Abdullah Rasyiid Hariyono menjadi contoh nyata kegigihan dalam meraih pendidikan tinggi di tengah berbagai keterbatasan. Saat memutuskan melanjutkan studi ke perguruan tinggi, ia harus memikirkan kondisi keluarganya yang tidak stabil.
Latar Belakang Keluarga
Orangtua Rasyiid telah berpisah, dan kondisi ekonomi keluarga sangat terbatas. Sebagai anak sulung, ia tidak bisa menutup mata terhadap kenyataan bahwa tiga adiknya juga membutuhkan perhatian dan biaya pendidikan.
“Sebagai anak pertama, saya harus ikut memikirkan kondisi keluarga.

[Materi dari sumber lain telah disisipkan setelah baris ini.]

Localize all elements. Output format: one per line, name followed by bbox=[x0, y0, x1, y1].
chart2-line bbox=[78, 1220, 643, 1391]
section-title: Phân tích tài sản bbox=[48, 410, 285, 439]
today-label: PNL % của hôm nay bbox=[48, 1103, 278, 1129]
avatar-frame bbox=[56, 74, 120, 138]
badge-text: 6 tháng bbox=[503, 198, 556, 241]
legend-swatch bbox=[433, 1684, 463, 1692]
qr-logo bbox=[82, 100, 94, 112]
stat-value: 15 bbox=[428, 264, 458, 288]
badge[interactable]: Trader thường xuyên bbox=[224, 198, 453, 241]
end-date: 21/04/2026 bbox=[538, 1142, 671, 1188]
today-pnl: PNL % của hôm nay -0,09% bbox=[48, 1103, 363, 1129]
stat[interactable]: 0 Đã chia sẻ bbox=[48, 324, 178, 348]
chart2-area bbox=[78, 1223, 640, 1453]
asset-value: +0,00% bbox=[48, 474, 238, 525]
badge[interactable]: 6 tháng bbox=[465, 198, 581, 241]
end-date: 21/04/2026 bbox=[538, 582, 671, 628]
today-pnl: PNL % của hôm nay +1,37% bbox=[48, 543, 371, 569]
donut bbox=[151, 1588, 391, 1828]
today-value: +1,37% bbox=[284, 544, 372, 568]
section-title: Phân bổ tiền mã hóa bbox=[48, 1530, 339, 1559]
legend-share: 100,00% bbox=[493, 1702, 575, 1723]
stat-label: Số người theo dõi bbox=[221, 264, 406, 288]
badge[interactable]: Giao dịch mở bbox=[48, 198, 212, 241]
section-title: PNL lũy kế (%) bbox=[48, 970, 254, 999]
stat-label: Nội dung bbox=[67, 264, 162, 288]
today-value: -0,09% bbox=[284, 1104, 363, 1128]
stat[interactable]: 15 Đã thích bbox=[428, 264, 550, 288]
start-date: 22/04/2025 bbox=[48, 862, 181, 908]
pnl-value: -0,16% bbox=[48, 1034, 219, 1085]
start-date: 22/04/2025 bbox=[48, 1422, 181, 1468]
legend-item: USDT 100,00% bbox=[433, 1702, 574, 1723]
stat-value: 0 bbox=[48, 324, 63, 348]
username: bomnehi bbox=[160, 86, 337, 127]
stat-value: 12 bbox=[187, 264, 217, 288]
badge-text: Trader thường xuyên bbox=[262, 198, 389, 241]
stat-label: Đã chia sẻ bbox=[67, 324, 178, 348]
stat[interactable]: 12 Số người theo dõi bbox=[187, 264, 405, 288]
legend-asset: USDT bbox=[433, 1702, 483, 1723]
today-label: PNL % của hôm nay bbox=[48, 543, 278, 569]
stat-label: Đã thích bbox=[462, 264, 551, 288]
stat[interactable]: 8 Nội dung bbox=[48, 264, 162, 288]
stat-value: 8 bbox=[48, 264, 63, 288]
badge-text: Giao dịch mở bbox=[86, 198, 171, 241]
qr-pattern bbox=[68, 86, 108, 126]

Saya dan ibu sama-sama berjuang agar adik-adik tetap bisa melanjutkan pendidikan,” ujar Rasyiid dalam pernyataannya pada Senin (1/6/26), seperti dilansir situs Umsura, Sabtu (6/6/2026).
Perjuangan Menempuh Pendidikan
Meski menghadapi tantangan ekonomi, Rasyiid tidak pernah menyerah. Ia bekerja keras dan memanfaatkan setiap kesempatan untuk belajar. Dukungan dari ibu dan tekad kuat untuk memperbaiki masa depan keluarga menjadi motivasi utamanya.
Rasyiid berhasil menyelesaikan studi sarjananya dengan prestasi yang membanggakan. Kisahnya menginspirasi banyak orang bahwa keterbatasan bukanlah halangan untuk meraih cita-cita.